La Lazio si trova ad affrontare un mercato estivo con importanti restrizioni. La società ha ricevuto oggi la comunicazione ufficiale da parte della Commissione indipendente incaricata di verificare l’indice del costo del lavoro allargato, che impone vincoli precisi alle operazioni di tesseramento dei calciatori per la prossima sessione. Questa decisione, basata sull’articolo 90, comma 4, lettera A) delle N.O.I.F., obbliga il club a operare con un mercato a saldo zero, escludendo di fatto la possibilità di investimenti netti.

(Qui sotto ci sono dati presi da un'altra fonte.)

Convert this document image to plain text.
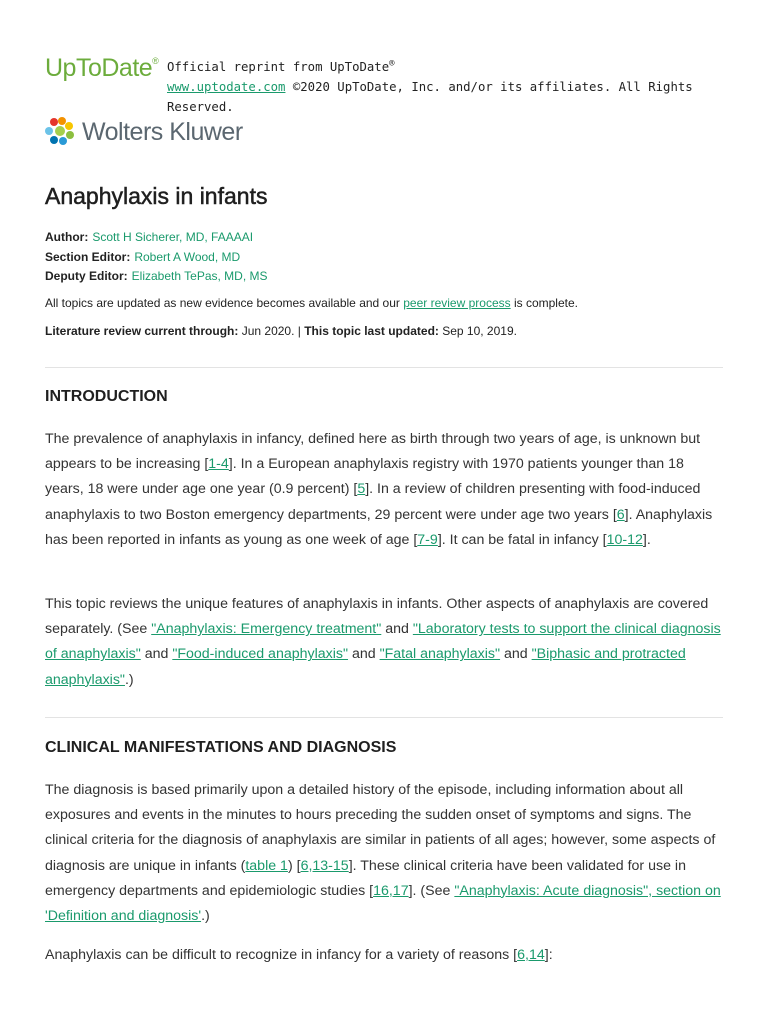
UpToDate® Official reprint from UpToDate®
www.uptodate.com ©2020 UpToDate, Inc. and/or its affiliates. All Rights Reserved.
Wolters Kluwer
Anaphylaxis in infants
Author: Scott H Sicherer, MD, FAAAAI
Section Editor: Robert A Wood, MD
Deputy Editor: Elizabeth TePas, MD, MS
All topics are updated as new evidence becomes available and our peer review process is complete.
Literature review current through: Jun 2020. | This topic last updated: Sep 10, 2019.
INTRODUCTION

The prevalence of anaphylaxis in infancy, defined here as birth through two years of age, is unknown but appears to be increasing [1-4]. In a European anaphylaxis registry with 1970 patients younger than 18 years, 18 were under age one year (0.9 percent) [5]. In a review of children presenting with food-induced anaphylaxis to two Boston emergency departments, 29 percent were under age two years [6]. Anaphylaxis has been reported in infants as young as one week of age [7-9]. It can be fatal in infancy [10-12].

This topic reviews the unique features of anaphylaxis in infants. Other aspects of anaphylaxis are covered separately. (See "Anaphylaxis: Emergency treatment" and "Laboratory tests to support the clinical diagnosis of anaphylaxis" and "Food-induced anaphylaxis" and "Fatal anaphylaxis" and "Biphasic and protracted anaphylaxis".)

CLINICAL MANIFESTATIONS AND DIAGNOSIS

The diagnosis is based primarily upon a detailed history of the episode, including information about all exposures and events in the minutes to hours preceding the sudden onset of symptoms and signs. The clinical criteria for the diagnosis of anaphylaxis are similar in patients of all ages; however, some aspects of diagnosis are unique in infants (table 1) [6,13-15]. These clinical criteria have been validated for use in emergency departments and epidemiologic studies [16,17]. (See "Anaphylaxis: Acute diagnosis", section on 'Definition and diagnosis'.)

Anaphylaxis can be difficult to recognize in infancy for a variety of reasons [6,14]:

Le direttive per la sessione estiva

La comunicazione odierna stabilisce che la sessione di mercato estiva non sarà libera da vincoli per la Lazio. Per ogni nuovo acquisto, il club dovrà necessariamente bilanciare l'operazione con una cessione equivalente. Ciò significa che la società dovrà mantenere un rigoroso equilibrio tra entrate e uscite per poter procedere al tesseramento di nuovi giocatori, garantendo che il saldo finanziario delle operazioni di mercato sia pari a zero.

Il contesto normativo e i precedenti

Il vincolo imposto alla Lazio si inserisce in un quadro normativo già noto e segue una situazione preesistente. Il club, infatti, si trova al limite della soglia dello 0,7 del rapporto tra il costo del lavoro allargato e i ricavi, un parametro fondamentale stabilito dalla FIGC per assicurare la sostenibilità economico-finanziaria delle squadre di calcio.

Il superamento di tale soglia può comportare l'obbligo di un mercato a saldo zero, come già accaduto in precedenti stagioni per altre società.

Per la sessione estiva 2026, la soglia di riferimento è stata ulteriormente abbassata, passando da 0,8 a 0,7. Questa modifica ha reso i controlli ancora più stringenti e ha aumentato la pressione sui club. La verifica dei dati, aggiornati al 31 marzo, è stata completata entro il primo giugno, termine ultimo per la presentazione dei conti da parte delle società.

Strategie per sbloccare il mercato

Per superare l'attuale situazione di blocco e poter operare sul mercato, la Lazio potrebbe dover ricorrere a cessioni importanti di alcuni dei suoi calciatori. Tra i nomi che potrebbero essere coinvolti in queste operazioni figurano Alessio Romagnoli, Nuno Tavares, Noslin e Cancellieri.

La loro eventuale partenza, secondo le analisi di mercato, potrebbe generare i fondi necessari per finanziare nuovi acquisti, rispettando così il vincolo del saldo zero.

In alternativa alle cessioni, la società potrebbe valutare la possibilità di interventi finanziari diretti da parte dell’azionista. Tali interventi potrebbero includere aumenti di capitale o l'utilizzo di riserve distribuibili, misure che permetterebbero di attenuare le restrizioni imposte e di creare margini per nuove operazioni di mercato.

Altre squadre sotto osservazione

Il vincolo del mercato a saldo zero non è una condizione esclusiva della Lazio. Anche altri club italiani, tra cui Monza, Venezia e Sassuolo, sono attualmente sotto osservazione per il rispetto dello stesso parametro imposto dalla FIGC.

La riduzione della soglia al 0,7 ha, infatti, reso più severi i controlli per tutte le squadre. Di conseguenza, le società che si trovano in difficoltà nel rispettare questo parametro potrebbero essere costrette a operare in equilibrio tra entrate e uscite, a meno di poter contare su interventi finanziari straordinari da parte dei propri azionisti.